Unfortunately, my blood counts decided that today wasn’t going to be the day after all. While my haemoglobin is normal again and my platelets are stable, the white cell and neutrophil counts have tumbled since Christmas. Even so they’re not desperately bad, but maintenance won’t proceed until the neutrophils are above 1.5 again. It appears to be “just one of those things” that can happen after a stem cell transplant. A bump in the road. Oh well. I shall try again in a month.
To help my immune system I’ve been put back on Aciclovir and Co-Trimoxazole for the first time since early December. This means that the pill organiser will be pressed into service once more. I’m likely to be on these for the next three years now – yummy.
One other milestone achieved this week was stepping back into a gym for the first time in years. It really wasn’t too bad, honestly. Did I mention that my son-in-law is a brilliant personal trainer with very reasonable rates? If you’re still feeling the after-effects of Christmas and live in the Derby area, then you should definitely invest in a few sessions. Ben’s website is here.
Yesterday was supposed to be Blue Monday, but I was excited to be granted permission for a phased return to work. So I did return, today. I’m going to be working reduced hours Monday – Wednesday for the next few weeks to see how it goes. I’m now home and although I’m more tired than I’m used to being at 4pm, I’m happy that I’m back.
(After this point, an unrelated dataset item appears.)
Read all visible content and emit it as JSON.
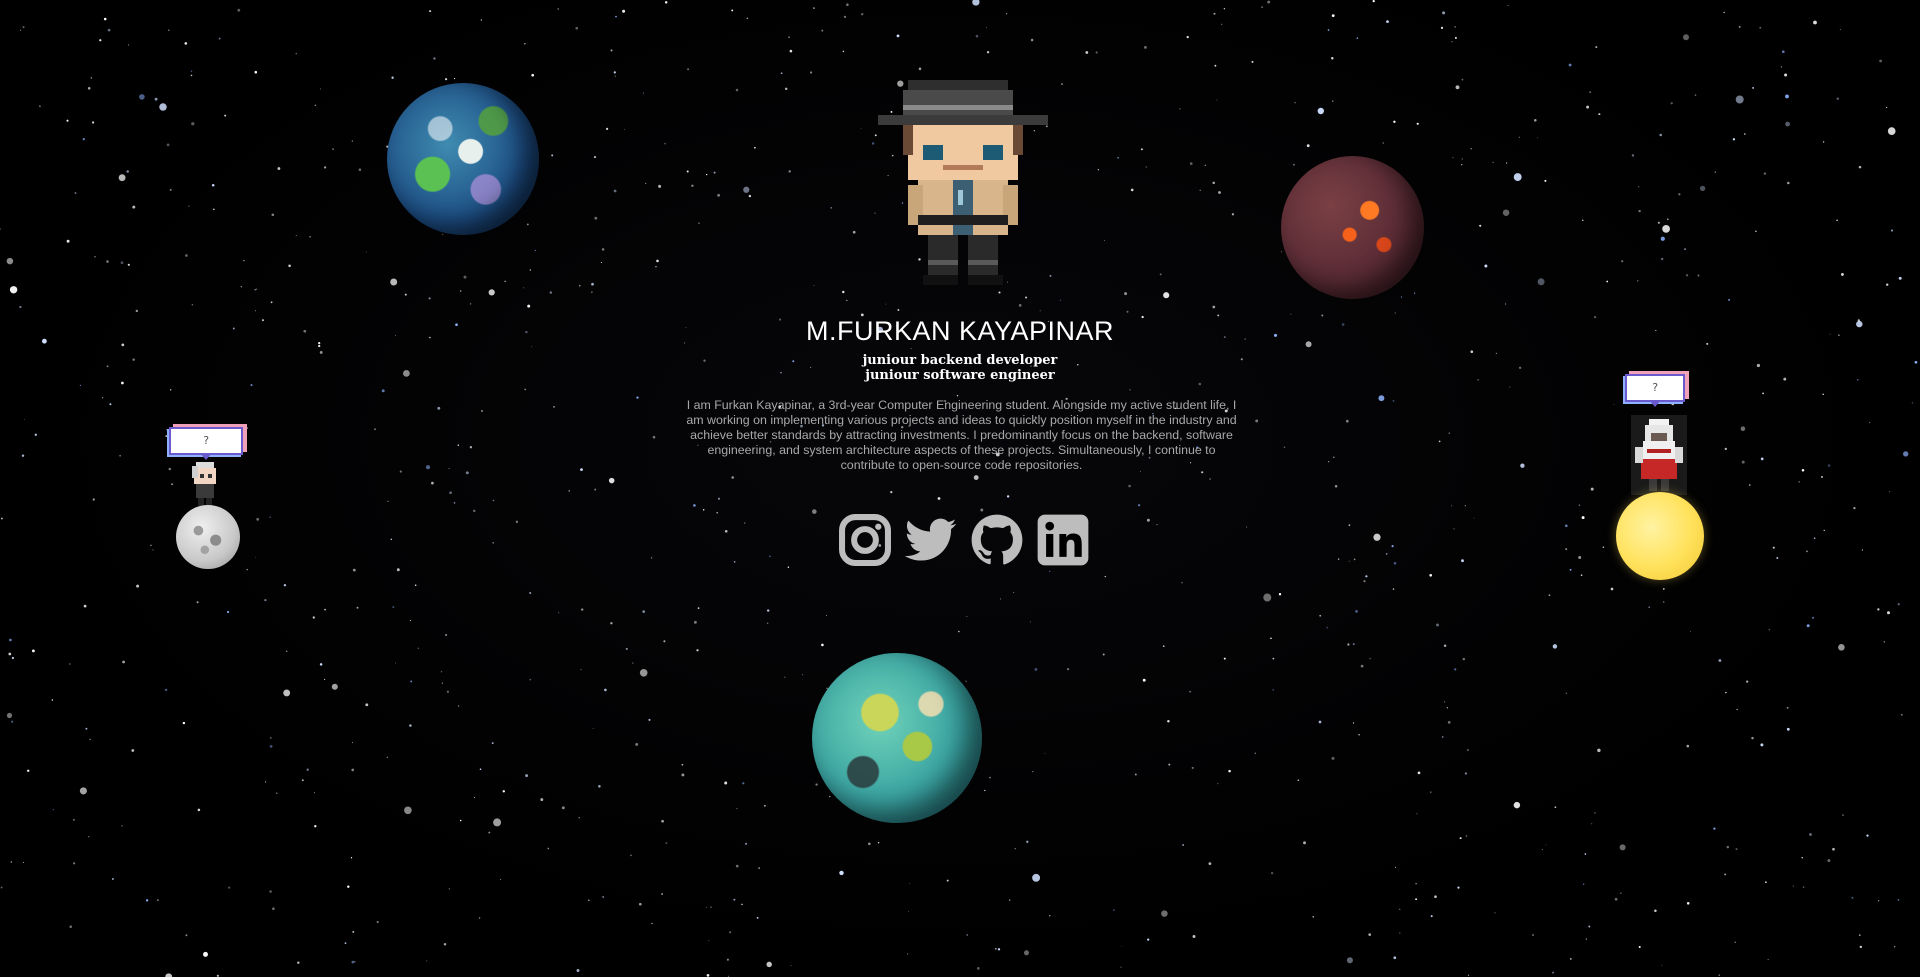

My first Rituximab maintenance chemotherapy is scheduled for Friday. This will be the first of my bi-monthly maintenance sessions over the next three years (Brexit permitting, obviously). I’m hopeful that the Rituximab won’t stall my improving blood counts too much. It would be disappointing if it did jeopardise my ongoing return to work – and a more normal life. I’m assured that it should be more straightforward to cope with than last year’s chemotherapy regime, but I do know people who have struggled with it.
And then there’s my ‘childhood’ vaccinations (again, Brexit permitting). The transplant team at Nottingham provided my schedule a few days ago. It looks as if I’m going to be a pin-cushion again after a few months respite since the transplant.
One positive thing from last year is that I no longer have a needle phobia. I still won’t watch what my medical team are doing, but I no longer mind them doing it. Amazingly I’ll even happily administer subcutaneous injections myself.